Model your index fund growth
Use the MoneyMath investment calculator to project your index fund portfolio across multiple scenarios with your specific inputs.
Open the investment calculator →When to recalculate: updating your projections as life changes
An investment projection calculated today will be different from the projection you need in five years. Life changes — income, expenses, timeline, goals — all affect the optimal monthly contribution. Recalculating annually is a minimum; recalculating at major life events (job change, marriage, children, inheritance, significant expense) keeps the plan aligned with reality.
The key variables to update at each recalculation:
- Current portfolio value: Use actual figures, not projections from previous calculations. Market returns vary from the assumptions used in earlier models.
- Monthly contribution: Has income changed? Have expenses changed? Is the previously planned contribution still affordable and appropriate?
- Time horizon: Has your target retirement date or goal date changed? Earlier targets require higher contributions or lower return assumptions for the same outcome.
- Return assumption: If you've shifted from a 100% equity to a mixed allocation (adding bonds or property), update the blended return assumption accordingly.

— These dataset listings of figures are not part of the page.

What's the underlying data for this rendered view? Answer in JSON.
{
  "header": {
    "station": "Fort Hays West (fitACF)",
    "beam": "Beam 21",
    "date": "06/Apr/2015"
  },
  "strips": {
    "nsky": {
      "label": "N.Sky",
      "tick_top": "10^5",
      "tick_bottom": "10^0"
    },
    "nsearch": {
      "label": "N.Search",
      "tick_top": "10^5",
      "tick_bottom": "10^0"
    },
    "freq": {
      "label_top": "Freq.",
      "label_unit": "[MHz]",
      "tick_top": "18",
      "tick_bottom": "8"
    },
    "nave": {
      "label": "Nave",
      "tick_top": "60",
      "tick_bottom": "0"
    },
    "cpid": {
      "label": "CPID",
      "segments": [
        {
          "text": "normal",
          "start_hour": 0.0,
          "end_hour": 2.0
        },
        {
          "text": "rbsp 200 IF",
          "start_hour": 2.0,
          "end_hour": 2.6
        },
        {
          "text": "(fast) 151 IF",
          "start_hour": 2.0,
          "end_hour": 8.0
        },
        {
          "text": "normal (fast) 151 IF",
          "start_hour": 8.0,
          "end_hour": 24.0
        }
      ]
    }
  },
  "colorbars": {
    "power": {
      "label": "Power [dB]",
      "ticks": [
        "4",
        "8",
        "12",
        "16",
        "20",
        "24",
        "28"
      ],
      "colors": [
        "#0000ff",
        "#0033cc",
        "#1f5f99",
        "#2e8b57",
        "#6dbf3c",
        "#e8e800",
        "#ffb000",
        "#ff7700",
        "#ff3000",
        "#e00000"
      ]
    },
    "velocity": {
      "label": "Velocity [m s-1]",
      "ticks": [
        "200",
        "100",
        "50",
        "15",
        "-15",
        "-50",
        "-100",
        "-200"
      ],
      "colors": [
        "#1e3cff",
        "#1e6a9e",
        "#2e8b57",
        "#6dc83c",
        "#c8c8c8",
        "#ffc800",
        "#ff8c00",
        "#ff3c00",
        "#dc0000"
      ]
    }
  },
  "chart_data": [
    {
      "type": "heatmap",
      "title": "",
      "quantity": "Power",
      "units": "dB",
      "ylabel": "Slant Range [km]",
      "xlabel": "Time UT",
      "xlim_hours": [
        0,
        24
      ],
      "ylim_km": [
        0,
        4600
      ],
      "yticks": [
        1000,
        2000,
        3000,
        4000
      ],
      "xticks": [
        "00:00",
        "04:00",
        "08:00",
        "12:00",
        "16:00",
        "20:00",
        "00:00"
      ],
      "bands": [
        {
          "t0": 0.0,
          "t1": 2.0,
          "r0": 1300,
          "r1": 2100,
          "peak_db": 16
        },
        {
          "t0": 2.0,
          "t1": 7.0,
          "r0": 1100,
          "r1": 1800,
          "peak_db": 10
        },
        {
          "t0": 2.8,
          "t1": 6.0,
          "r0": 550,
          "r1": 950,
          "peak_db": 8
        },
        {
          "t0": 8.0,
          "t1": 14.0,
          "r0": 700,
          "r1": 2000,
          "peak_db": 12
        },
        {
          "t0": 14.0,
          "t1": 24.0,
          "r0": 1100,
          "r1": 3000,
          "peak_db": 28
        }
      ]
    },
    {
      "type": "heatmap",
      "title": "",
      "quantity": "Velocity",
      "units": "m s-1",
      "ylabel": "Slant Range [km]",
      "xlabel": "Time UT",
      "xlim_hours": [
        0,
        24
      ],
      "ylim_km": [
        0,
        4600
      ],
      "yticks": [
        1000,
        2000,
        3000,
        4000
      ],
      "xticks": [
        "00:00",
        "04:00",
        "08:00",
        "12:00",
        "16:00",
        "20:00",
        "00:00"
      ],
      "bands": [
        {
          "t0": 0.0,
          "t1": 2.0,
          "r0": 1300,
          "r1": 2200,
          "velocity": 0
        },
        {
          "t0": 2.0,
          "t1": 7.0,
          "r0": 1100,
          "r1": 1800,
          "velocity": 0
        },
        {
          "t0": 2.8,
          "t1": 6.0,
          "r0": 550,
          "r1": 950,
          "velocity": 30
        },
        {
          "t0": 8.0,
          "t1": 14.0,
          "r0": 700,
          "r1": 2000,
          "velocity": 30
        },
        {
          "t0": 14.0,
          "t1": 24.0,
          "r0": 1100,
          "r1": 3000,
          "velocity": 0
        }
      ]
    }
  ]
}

The goal of recalculation isn't to respond to short-term market movements — it's to ensure the plan remains calibrated to your actual situation as life evolves. The portfolio should be adjusted rarely; the projection model should be reviewed regularly.

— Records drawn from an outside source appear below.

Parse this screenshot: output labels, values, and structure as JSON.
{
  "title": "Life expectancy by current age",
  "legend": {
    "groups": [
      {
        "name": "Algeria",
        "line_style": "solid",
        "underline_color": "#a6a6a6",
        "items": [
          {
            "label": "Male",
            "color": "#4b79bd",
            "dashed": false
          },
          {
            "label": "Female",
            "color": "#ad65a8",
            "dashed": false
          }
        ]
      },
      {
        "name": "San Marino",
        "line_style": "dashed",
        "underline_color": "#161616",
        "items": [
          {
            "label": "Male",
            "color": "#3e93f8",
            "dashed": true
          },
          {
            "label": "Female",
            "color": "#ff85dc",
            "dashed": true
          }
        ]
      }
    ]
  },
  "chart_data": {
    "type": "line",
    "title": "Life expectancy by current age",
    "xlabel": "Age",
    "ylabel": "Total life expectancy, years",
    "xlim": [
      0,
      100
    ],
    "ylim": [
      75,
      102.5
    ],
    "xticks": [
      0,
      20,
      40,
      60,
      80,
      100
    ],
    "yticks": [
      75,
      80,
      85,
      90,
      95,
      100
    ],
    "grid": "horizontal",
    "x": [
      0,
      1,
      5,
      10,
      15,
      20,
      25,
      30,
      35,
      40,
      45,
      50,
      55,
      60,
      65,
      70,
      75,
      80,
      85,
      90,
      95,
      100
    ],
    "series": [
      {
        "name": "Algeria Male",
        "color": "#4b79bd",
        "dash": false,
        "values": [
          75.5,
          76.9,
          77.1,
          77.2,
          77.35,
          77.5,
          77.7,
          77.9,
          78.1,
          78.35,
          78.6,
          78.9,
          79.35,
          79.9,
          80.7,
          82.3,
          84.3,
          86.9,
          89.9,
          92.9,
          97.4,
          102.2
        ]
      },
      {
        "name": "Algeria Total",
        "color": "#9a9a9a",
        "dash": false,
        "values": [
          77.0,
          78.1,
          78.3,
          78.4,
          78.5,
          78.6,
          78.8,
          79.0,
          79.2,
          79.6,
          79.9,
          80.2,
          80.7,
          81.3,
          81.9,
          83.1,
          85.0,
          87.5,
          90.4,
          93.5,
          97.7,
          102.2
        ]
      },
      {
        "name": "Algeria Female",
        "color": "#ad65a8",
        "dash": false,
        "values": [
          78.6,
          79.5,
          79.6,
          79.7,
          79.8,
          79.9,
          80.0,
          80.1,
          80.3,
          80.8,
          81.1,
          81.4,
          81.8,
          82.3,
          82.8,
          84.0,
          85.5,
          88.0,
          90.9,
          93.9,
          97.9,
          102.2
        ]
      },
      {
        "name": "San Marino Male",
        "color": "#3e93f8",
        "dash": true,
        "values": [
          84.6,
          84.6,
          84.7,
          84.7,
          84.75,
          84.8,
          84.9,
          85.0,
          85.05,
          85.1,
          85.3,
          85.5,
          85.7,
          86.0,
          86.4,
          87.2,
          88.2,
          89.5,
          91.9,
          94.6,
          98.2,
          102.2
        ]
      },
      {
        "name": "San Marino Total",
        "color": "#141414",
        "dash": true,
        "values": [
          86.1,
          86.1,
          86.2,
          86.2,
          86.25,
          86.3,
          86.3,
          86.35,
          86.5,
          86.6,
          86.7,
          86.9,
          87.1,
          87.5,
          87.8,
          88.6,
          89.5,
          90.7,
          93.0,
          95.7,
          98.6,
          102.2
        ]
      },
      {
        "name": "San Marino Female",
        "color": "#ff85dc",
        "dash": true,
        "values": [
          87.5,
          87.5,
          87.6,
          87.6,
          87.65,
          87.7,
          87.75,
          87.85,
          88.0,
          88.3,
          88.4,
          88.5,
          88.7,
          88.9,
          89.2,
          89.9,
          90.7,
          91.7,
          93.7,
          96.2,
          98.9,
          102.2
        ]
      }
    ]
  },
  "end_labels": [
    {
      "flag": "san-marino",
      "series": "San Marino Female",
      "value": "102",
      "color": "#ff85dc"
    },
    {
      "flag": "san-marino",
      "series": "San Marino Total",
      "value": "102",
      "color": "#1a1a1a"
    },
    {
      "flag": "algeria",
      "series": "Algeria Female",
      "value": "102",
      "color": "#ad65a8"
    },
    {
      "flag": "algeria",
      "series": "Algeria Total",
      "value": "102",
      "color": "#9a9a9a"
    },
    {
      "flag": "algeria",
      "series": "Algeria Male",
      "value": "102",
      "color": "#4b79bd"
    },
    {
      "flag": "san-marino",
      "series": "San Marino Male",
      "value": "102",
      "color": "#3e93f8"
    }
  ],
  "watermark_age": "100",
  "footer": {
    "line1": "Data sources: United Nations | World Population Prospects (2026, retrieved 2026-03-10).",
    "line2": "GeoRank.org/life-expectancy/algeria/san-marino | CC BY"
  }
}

Investment calculators are tools for building conviction, not just computing numbers. When you run a scenario showing that €600/month invested for 25 years at 7% produces €486,000 — and then change the monthly amount to €400 and see the outcome drop to €324,000 — you understand viscerally what that €200/month difference costs you over time. That understanding, not the precise number, is what the calculator is for. Use it to make the stakes of your monthly investment decision concrete, and to build the commitment to a specific amount that you'll actually maintain through the market cycles that will inevitably occur over the next 25 years.
Frequently asked questions
What return should I use in an index fund calculator?
For a globally diversified equity ETF (MSCI World, FTSE All-World), 6–7% real (after inflation) is a reasonable base assumption for long-term planning. Run conservative (5%) and optimistic (9%) scenarios alongside the base to understand the range. Never use a single return assumption as if it's certain.
Does the calculator account for dividends?
Ensure any calculator you use applies total return, not price return only. Dividends account for approximately 1.5–2.5% of annual return for a global equity fund. An accumulating ETF reinvests dividends automatically. A distributing ETF pays them as cash — to model this correctly in a calculator, only include the price return and add dividends back in separately, or simply use an accumulating ETF and total return figures.
How accurate are long-term investment projections?
Over 1–5 years, investment projections are highly inaccurate because market returns are volatile in the short run. Over 20–30 years, projections based on historical average returns become increasingly reliable as short-term noise averages out. The accuracy improves with time horizon, not precision of the inputs — using 7% vs 7.2% makes no meaningful difference; using 7% vs 5% over 30 years makes a very large difference.
Should I use the same return assumption for bonds?
No. Global government bonds have historically returned 1–2% real annually, corporate bonds 2–3%. For a mixed portfolio (e.g. 80% equity / 20% bonds), blend the assumptions proportionally: (80% × 7%) + (20% × 2%) = 6% blended real return. The bond allocation reduces both expected return and expected volatility.